Weissman’s article is based on this discussion paper written by Daniel S. Hamermesh and Jungmin Lee in 2005. It’s a very interesting study that states:
Any group, regardless of its hours of work, will perceive itself under increasing time stress as its ability to purchase market goods increases.
Putting their conclusion in my own words, if you make $25/hour at your 40-hour-a-week job this year, and then next year get a raise to $30/hour, you will feel more crunched for time even though you still work the same number of hours and your job responsibilities did not change.
(If you’re interested at all in this stuff I recommend you at least read the introduction and conclusion sections of Hamermesh and Lee’s paper, if not the whole thing.)
And all this reminded me of something else I learned about people who feel overwhelmingly busy. It’s something Tony Schwartz wrote about in the Harvard Business Review Blog last May: that the trick to staying productive and making decisions without getting paralyzed by stress or mental fatigue is to automate as many of the inconsequential decisions as you can:
It turns out we each have one reservoir of will and discipline, and it gets progressively depleted by any act of conscious self-regulation.

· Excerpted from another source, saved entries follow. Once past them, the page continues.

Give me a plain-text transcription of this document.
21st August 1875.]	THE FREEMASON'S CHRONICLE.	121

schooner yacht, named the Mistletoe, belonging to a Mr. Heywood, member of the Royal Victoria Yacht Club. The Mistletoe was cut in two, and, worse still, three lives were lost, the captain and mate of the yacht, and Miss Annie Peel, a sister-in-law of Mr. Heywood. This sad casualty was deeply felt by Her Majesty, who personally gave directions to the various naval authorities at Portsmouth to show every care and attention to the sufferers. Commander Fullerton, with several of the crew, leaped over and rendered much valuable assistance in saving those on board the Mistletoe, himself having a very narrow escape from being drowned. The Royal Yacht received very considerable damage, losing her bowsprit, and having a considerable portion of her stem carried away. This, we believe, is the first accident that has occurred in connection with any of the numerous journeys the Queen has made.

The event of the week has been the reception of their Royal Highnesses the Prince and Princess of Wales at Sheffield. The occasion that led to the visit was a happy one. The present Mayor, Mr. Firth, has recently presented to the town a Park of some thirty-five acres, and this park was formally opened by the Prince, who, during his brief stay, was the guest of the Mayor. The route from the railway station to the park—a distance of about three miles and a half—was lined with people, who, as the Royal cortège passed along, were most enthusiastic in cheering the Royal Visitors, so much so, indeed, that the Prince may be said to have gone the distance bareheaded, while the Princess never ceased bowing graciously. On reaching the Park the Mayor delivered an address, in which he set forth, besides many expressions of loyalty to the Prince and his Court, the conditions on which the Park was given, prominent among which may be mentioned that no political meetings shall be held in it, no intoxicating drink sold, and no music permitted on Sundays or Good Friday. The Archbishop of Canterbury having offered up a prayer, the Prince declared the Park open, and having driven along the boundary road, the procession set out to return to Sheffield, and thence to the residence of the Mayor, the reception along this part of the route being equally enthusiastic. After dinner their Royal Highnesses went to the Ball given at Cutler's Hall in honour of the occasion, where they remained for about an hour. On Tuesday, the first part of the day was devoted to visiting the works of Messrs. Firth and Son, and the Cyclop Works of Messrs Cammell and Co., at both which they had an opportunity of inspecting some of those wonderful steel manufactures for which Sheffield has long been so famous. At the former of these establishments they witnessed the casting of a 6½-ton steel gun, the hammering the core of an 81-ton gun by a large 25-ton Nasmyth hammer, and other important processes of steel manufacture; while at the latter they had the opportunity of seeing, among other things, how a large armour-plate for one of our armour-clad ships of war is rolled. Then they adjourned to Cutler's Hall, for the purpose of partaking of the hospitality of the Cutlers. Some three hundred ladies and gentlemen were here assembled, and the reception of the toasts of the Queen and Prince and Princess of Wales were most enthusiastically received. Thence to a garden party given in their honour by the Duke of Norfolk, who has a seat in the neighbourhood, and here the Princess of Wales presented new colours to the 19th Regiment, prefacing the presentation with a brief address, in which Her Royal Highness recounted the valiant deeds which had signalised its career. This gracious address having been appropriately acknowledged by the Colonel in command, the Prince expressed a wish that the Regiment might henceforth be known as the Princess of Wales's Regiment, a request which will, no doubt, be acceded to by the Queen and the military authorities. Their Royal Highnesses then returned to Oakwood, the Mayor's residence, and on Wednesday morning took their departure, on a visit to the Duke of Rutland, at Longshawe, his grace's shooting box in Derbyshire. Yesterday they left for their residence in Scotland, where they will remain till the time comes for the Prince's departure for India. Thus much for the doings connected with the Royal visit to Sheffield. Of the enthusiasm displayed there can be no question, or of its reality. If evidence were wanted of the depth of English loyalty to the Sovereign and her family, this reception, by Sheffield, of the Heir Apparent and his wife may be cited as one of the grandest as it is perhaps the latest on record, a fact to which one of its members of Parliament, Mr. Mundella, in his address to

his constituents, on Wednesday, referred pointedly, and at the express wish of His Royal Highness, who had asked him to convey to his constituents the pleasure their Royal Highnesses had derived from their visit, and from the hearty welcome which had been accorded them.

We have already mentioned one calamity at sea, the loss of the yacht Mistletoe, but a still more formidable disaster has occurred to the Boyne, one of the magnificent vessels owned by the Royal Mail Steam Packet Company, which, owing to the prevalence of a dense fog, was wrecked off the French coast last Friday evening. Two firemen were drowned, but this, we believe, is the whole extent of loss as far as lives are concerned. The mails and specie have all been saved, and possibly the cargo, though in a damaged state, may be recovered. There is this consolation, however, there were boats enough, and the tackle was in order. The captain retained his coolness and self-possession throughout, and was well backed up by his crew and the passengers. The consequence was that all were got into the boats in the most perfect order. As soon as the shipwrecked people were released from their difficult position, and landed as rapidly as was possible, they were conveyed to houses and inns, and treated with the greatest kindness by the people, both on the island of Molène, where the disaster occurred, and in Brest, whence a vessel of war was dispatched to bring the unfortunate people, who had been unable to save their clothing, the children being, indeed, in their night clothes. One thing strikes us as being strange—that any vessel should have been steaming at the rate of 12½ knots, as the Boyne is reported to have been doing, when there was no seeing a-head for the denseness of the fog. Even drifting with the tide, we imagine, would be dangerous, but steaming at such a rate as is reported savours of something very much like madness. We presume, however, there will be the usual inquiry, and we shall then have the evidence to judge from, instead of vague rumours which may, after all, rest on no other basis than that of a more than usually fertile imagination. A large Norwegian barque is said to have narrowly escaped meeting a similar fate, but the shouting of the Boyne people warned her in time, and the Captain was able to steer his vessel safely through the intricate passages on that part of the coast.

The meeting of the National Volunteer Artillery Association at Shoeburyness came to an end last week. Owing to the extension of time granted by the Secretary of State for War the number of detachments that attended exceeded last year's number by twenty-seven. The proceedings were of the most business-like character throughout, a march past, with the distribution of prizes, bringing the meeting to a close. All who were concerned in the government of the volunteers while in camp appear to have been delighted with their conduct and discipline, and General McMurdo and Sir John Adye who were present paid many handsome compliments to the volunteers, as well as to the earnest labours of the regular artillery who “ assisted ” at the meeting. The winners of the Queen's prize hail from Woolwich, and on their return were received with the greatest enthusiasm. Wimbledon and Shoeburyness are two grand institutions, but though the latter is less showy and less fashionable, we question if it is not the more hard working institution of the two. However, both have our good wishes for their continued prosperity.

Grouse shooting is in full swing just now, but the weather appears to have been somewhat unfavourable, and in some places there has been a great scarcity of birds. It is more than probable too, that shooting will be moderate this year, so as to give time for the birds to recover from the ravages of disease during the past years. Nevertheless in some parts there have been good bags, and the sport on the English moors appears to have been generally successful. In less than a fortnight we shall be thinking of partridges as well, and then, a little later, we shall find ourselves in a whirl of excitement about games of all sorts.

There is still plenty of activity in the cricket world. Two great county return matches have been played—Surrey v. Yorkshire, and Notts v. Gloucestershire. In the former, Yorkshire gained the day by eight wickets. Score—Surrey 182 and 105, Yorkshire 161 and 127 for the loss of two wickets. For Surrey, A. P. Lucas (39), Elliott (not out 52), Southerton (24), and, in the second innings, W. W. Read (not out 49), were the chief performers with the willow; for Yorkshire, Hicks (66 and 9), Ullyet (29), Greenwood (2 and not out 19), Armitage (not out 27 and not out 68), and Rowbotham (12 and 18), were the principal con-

In other words, if you spend energy trying to resist a fragrant chocolate chip cookie, you’ll have less energy left over to solve a difficult problem. Will and discipline decline inexorably as the day wears on.
“Acts of choice,” the brilliant researcher Roy Baumeister and his colleagues have concluded, “draw on the same limited resource used for self-control.” That’s especially so in a world filled more than ever with potential temptations, distractions and sources of immediate gratification.
One of the most iconic, real-world examples of someone automating their daily decisions is Steve Jobs. He wore the same outfit every day. It was one less thing to think about; one less decision to make each day. And that gave his mind more freedom to think about bigger things.